Debate is efficient with your time
Jonah Brown-Cohen, Geoffrey Irving, Simon C. Marshall, Ilan Newman, Georgios Piliouras, Mario Szegedy
TL;DR
This work introduces Debate Query Complexity $DQC(f)$ to quantify the human oversight cost in AI safety debates, defining the minimum number of bits a verifier must inspect from the transcript to decide a Boolean function $f$. It proves that functions depending on all inputs require $\Omega(\log n)$ queries, while circuit-based upper bounds give $DQC(f) \le depth(C_f) + 1$ and $DQC(f) \le \log(size(C_f)) + 3$, culminating in the striking result that $\mathsf{PSPACE/poly} = \{f : DQC(f) \le O(\log n)\}$. The core methods combine cross-examination and adapted Karchmer–Wigderson games to show that many problems can be verified with logarithmic query complexity, making human oversight scalable.

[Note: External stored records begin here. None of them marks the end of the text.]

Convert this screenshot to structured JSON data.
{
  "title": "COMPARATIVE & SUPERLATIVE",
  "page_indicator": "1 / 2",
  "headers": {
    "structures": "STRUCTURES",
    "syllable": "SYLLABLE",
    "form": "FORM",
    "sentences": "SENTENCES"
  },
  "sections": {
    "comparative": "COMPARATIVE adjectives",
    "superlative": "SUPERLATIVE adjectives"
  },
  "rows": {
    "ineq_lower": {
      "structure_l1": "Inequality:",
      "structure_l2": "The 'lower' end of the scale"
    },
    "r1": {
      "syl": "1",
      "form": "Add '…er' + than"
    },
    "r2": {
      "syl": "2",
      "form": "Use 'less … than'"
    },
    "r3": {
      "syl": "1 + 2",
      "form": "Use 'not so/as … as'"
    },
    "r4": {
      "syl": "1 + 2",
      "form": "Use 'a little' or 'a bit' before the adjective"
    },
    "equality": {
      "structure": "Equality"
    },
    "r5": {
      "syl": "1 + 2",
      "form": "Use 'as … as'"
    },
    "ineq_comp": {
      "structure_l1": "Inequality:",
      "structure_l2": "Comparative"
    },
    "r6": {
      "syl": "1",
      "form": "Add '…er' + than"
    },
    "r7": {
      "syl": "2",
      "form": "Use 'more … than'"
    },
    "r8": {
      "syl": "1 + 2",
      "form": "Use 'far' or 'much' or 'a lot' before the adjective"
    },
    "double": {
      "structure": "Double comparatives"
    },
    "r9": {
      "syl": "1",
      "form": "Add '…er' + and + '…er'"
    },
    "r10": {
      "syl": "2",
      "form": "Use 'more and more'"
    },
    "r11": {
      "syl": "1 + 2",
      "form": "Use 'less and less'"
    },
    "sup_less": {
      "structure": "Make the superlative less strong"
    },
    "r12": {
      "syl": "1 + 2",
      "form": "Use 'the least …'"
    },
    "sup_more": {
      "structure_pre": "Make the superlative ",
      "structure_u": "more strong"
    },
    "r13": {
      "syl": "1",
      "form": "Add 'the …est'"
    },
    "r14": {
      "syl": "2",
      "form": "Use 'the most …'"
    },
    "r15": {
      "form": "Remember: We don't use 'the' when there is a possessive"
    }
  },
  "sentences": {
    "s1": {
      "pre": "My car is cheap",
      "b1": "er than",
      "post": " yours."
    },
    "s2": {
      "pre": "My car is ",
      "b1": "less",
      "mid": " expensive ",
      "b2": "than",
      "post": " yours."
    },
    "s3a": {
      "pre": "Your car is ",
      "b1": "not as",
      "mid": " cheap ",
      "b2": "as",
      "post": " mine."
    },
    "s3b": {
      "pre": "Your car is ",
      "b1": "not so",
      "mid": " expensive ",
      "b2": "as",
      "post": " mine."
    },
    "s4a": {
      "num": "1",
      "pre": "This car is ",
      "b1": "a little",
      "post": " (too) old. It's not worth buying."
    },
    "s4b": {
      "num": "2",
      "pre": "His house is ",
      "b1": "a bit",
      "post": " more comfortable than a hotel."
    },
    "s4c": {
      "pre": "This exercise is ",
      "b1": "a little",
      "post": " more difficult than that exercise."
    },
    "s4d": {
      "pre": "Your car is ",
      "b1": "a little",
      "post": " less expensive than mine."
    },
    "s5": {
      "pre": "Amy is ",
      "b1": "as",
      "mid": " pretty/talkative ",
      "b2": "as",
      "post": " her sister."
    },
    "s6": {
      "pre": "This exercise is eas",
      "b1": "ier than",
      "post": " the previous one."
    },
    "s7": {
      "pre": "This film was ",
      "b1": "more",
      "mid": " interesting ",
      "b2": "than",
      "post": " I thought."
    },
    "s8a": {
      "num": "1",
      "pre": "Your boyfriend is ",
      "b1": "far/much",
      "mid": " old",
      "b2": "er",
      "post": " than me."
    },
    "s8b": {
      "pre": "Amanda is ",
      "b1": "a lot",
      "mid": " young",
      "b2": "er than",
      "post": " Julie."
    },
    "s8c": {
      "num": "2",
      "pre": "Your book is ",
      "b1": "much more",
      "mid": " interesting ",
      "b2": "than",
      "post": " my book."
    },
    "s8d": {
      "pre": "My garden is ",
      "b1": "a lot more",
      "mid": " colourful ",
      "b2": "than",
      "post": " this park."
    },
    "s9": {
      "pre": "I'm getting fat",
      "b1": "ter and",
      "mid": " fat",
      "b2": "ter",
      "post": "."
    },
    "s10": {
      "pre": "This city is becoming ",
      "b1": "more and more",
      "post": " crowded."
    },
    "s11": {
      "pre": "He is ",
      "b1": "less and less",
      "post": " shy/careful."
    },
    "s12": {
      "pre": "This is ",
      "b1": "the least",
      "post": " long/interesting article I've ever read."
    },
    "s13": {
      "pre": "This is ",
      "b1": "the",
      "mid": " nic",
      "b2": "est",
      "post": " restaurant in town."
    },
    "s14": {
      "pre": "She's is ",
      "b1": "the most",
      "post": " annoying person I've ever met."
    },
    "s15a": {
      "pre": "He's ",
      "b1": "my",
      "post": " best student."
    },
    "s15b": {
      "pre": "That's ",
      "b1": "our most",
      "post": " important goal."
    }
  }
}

The paper also shows randomization offers limited gains in this regime and reveals a deep link between DQC lower bounds and circuit lower bounds, highlighting both practical implications for verification and foundational questions in complexity theory.
Abstract
AI safety via debate uses two competing models to help a human judge verify complex computational tasks. Previous work has established what problems debate can solve in principle, but has not analysed the practical cost of human oversight: how many queries must the judge make to the debate transcript? We introduce Debate Query Complexity}(DQC), the minimum number of bits a verifier must inspect to correctly decide a debate. Surprisingly, we find that PSPACE/poly (the class of problems which debate can efficiently decide) is precisely the class of functions decidable with O(log n) queries. This characterisation shows that debate is remarkably query-efficient: even for highly complex problems, logarithmic oversight suffices. We also establish that functions depending on all their input bits require Omega(log n) queries, and that any function computable by a circuit of size s satisfies DQC(f) <= log(s) + 3. Interestingly, this last result implies that proving DQC lower bounds of log(n) + 6 for languages in P would yield new circuit lower bounds, connecting debate query complexity to central questions in circuit complexity.